Wang, Zhang and Zhu concluded that their findings “suggest that the cross-sectional prediction of news is not fully incorporated into the stock price by investors.”
It’s important to note that their results do not include any estimates of implementation costs, and no estimates of turnover are provided. That said, the alpha seems sufficiently high that it is likely it would survive trading costs, especially since the fact that news momentum persists should mean that turnover should not be excessively high—both the positive and negative news scores tend to persist for up to two years and longer.

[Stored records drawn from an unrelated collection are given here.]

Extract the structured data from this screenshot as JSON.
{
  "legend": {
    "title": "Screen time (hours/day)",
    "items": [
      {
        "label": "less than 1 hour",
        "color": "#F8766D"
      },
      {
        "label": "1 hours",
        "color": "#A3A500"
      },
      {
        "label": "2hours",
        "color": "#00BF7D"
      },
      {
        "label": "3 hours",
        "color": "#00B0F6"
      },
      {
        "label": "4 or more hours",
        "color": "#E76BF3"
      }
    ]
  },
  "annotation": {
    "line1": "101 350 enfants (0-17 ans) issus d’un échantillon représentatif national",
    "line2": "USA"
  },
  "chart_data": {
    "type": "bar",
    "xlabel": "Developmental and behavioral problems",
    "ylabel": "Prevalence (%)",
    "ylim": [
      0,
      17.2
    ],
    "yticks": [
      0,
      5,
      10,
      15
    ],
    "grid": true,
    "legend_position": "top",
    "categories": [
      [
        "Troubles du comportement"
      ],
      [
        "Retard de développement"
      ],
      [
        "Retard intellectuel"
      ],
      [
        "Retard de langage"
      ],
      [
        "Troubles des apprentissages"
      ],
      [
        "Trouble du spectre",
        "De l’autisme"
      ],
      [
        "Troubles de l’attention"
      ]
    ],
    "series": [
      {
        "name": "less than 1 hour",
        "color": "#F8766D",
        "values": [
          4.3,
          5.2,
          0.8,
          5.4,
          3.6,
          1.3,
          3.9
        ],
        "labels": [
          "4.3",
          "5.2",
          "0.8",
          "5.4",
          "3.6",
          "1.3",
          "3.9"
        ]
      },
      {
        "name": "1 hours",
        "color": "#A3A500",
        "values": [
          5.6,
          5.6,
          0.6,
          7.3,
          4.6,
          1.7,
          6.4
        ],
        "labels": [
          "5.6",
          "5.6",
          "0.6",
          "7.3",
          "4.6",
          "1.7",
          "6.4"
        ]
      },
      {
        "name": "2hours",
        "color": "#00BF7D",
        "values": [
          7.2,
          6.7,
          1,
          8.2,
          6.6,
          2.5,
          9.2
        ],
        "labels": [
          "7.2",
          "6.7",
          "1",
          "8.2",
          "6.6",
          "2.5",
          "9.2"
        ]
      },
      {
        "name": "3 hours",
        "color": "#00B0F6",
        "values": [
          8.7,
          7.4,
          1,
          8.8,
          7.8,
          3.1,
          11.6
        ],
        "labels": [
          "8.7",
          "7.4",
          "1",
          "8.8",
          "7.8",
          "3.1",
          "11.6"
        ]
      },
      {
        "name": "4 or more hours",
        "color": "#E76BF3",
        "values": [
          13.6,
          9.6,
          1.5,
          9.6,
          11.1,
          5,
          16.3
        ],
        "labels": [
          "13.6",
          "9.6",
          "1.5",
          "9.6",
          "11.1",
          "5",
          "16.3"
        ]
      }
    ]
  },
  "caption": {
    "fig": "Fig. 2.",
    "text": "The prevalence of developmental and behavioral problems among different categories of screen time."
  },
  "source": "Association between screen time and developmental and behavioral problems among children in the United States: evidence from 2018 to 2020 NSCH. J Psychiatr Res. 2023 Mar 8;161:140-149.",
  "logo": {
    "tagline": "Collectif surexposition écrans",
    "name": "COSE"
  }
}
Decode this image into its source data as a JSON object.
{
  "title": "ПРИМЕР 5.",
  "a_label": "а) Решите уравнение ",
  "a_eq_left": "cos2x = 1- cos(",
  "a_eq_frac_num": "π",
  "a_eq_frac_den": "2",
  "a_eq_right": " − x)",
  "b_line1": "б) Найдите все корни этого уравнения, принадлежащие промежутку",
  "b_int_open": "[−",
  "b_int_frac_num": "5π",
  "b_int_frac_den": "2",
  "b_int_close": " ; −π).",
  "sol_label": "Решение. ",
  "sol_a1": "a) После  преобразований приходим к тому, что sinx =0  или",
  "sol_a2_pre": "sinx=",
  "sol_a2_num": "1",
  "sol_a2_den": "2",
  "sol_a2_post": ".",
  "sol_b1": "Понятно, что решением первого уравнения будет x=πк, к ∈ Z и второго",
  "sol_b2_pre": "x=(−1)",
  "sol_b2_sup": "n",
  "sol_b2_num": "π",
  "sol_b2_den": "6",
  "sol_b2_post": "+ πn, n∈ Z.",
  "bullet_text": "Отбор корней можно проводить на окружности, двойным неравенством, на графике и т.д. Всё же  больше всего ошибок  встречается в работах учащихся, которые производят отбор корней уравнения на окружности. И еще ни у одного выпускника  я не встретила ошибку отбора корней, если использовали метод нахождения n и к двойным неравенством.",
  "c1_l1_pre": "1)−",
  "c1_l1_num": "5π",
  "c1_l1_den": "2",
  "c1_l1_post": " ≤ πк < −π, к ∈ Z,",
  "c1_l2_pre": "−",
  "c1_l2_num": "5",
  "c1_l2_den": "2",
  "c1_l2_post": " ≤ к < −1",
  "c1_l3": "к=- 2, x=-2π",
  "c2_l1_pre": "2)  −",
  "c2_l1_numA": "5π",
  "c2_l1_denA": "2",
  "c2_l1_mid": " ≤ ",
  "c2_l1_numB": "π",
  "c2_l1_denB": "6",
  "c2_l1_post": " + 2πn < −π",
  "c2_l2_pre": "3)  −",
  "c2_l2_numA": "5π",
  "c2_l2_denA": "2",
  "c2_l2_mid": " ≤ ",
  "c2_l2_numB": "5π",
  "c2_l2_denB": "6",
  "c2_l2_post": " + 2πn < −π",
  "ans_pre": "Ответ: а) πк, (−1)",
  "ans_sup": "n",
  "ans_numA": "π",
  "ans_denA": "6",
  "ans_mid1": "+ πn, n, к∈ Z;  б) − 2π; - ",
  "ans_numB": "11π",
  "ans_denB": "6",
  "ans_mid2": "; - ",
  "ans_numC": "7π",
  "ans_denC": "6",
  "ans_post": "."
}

Finally, the fact that the premium was found to be significant only for small stocks with low analyst coverage and fewer institutional holdings provides an argument for limits to arbitrage, allowing the anomaly to persist.
The findings of Wang, Zhang and Zhu are consistent with that of prior research, which found that momentum is really fundamental momentum. For example, in his February 2015 National Bureau of Economic Research paper, “Fundamentally, Momentum is Fundamental Momentum,” Robert Novy-Marx demonstrated that momentum in stock prices is driven by fundamental momentum—it’s “a weak expression of earnings momentum, reflecting the tendency of stocks that have recently announced strong earnings to outperform, going forward, stocks that have recently announced weak earnings.” (Read a summary of Novy-Marx’ paper in Alpha Architect, and a deeper dive on the concept here.)
Marx’s findings are consistent with those of Shuoyuan He and Ganapathi Narayanamoorthy, authors of the October 2017 study, “Earnings Acceleration and Stock Returns.” They found that earnings acceleration is a significant predictor of future stock returns. The authors concluded that the future return predictability appears to arise because of investors missing predictable implications of earnings acceleration for earnings growth two and three quarters hence—investors appear to underestimate the magnitude of the effect of earnings acceleration on two- and three-quarters-ahead earnings growth. He and Narayanamoorthy also concluded that the evidence of the extremely high persistence of a positive return to the strategy indicates that there is not a likely risk-based explanation for the high returns. Thus, the returns are likely a result of a behavioral anomaly. Which begs the question of why investors are so myopic and do not price the implications of earnings acceleration two and three quarters hence. What are the behavioral underpinnings of such a bias?
Wang, Zhang and Zhu provide new insights into the momentum factor, helping us understand the source of returns to this anomaly. Their findings are consistent with those of prior research, providing a good example of how behavioral anomalies can persist post-publication when there are sufficient limits to arbitrage present, preventing sophisticated investors from correcting mispricings.